門を開けたところで、昨日路地に落とした煙草を思い出した。
見つかると何かとややこしいかもしれないと思い、狭い路地に入る。
――ない。
そこには何もなく、白いコンクリートだけが冷え冷えとしている。
マヒロの母親が掃除でもしたのだろうか。
そう解釈をして踵を返し、駅へと向かった。

グラウンドでは、運動部が柔軟を始めていた。
誰もが息が白くして、動いていた。
校舎の中も同様に、空気が重く冷たい。
古びたコンクリートは外気をそのまま吸い込み、温度を低下させる機能しか持っていない。

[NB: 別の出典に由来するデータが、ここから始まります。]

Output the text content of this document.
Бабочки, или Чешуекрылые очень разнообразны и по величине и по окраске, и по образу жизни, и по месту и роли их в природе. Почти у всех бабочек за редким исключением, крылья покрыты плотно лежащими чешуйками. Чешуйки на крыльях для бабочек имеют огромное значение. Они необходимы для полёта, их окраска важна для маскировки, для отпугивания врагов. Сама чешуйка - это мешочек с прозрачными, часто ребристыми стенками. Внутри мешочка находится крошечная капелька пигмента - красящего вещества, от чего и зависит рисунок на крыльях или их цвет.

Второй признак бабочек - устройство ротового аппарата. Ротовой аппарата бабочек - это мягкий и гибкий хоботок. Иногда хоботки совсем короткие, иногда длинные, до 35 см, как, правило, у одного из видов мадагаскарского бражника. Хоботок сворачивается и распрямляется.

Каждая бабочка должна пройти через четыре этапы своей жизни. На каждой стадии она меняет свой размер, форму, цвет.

クラリネットの入った楽器ケースを片手に、集合場所だった美術室に入った。

集まった面々の中には、先輩の姿もあった。
こちらを少し見て、困ったように笑う顔に会釈する。
不思議と昨日のような緊張感は、体の中に生まれなかった。

練習は全て自主で行われ、最後にパートごとの調整をして昼前には終わった。
どこかで昼食を、という気分にはなれず、帰りにはハル兄の店に顔を出すつもりだった。

「シュウくん」

帰り支度でざわつく美術室の中、気が付けば先輩がすぐ傍にいた。
振り向いた俺に、ほんの少し微妙な笑顔。
気を使わせてる。そう思った。

先輩が少し手を伸ばして、指先が腕に触れた。
咄嗟に腕を引く。
勿論嫌なはずもなかったが、距離を縮めるのはよくない気がした。

それを悟られないようにして、「なんですか?」と努めて冷静に言った。